Fed officials received some advice from a former central banker — one-time Governor Kevin Warsh penned an op-ed for the Wall Street Journal in which he encouraged delving into the financial crisis playbook. Specifically, he cited the Section 13(3) powers of the Federal Reserve Act to establish a Government-Backed Credit Facility to “ensure that sound businesses and households have ready access to cash to get through the crisis.”
Warsh’s commentary drew plenty of attention on the Street, but most economists, fixed income experts and market strategists said there are places the Fed can go first before extending itself that far.
Commercial paper, other bonds
For one, many watchers were disappointed there was no mention Sunday of the commercial paper market, where businesses go for unsecured short-term funding. Reports have circulated of a dearth of buyers for the paper companies were sending to market, and the Street was looking for some Fed intervention.
“There’s still more they can do and probably will do at some stage of the game,” said Kathy Jones, chief fixed income strategist at Charles Schwab. “They certainly pulled out the big guns and did a lot to preserve the markets and to address concerns about liquidity in the markets.”
In the days ahead, Jones expects the Fed to institute some type of facility to address commercial paper. In addition, she thinks the central bank will need to address issues in the corporate and municipal bond markets.
“They may indeed need to amend their charter,” Jones said, as the Fed act as it is written does not allow for the purchase of corporate bonds. Others even have suggested the Fed buy stocks, likely through exchange-traded funds, though that, too, would require an act of Congress.
In the meantime, the Fed simply could choose to accelerate or even increase the total amount of bonds it is purchasing. The Sunday announcement indicated that the Fed would be buying $500 billion in Treasurys and $200 billion in mortgage-backed securities, though Chairman Jerome Powell said the central bank will do whatever is needed.
“We suspect the Fed next move would be to scale up its Treasury purchases and use more aggressive forward guidance. But with the 10-year yield at just under 70bp, there are clear limits to how much that would achieve,” Michael Pearce, U.S. economist at Capital Economics, said in a note. “Instead, the focus in the coming weeks is now squarely on Congress to provide the immediate stimulus the economy needs.”
No bottom in sight
Markets have been demanding some type of fiscal stimulus and thus far have seen only talk a few small measures. With many states now essentially in lockdown, the markets and economy both need to know there will be some type of backstop not just through liquidity and the cost of capital, but also through more direct assistance programs.
“They’ve thrown the ball back to fiscal policy, and what they’ve done so far is pre-emptive to get ahead of any financial stress,” said Scott Clemons, chief investment strategist at Brown Brothers Harriman. “We’ve certainly seen some liquidity issues in Treasurys. Trading desks have gone remote, spreads have widened out.”

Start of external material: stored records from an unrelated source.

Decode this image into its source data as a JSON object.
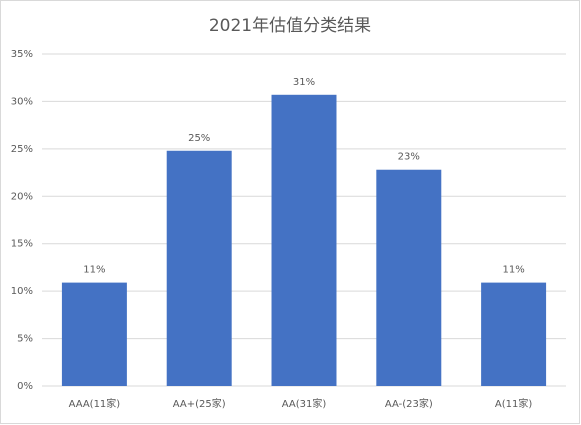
{
  "chart_data": {
    "type": "bar",
    "title": "2021年估值分类结果",
    "categories": [
      "AAA(11家)",
      "AA+(25家)",
      "AA(31家)",
      "AA-(23家)",
      "A(11家)"
    ],
    "values": [
      10.9,
      24.8,
      30.7,
      22.8,
      10.9
    ],
    "value_labels": [
      "11%",
      "25%",
      "31%",
      "23%",
      "11%"
    ],
    "color": "#4472c4",
    "ylim": [
      0,
      35
    ],
    "yticks": [
      {
        "value": 0,
        "label": "0%"
      },
      {
        "value": 5,
        "label": "5%"
      },
      {
        "value": 10,
        "label": "10%"
      },
      {
        "value": 15,
        "label": "15%"
      },
      {
        "value": 20,
        "label": "20%"
      },
      {
        "value": 25,
        "label": "25%"
      },
      {
        "value": 30,
        "label": "30%"
      },
      {
        "value": 35,
        "label": "35%"
      }
    ],
    "grid": true
  }
}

Market losses accelerated Monday into the afternoon and bond yields continued to tumble.
Clemons said he doesn’t see signs of a market bottom forming but he does see consistency with the crisis markets of 2008 and 2009 “where prices were not only divorced from reality but reality was divorced from reality.”
“I think we’re in this for some time to come. The news flow is likely to get worse before it gets better,” he said. “Until then, I don’t know what the bottom is.”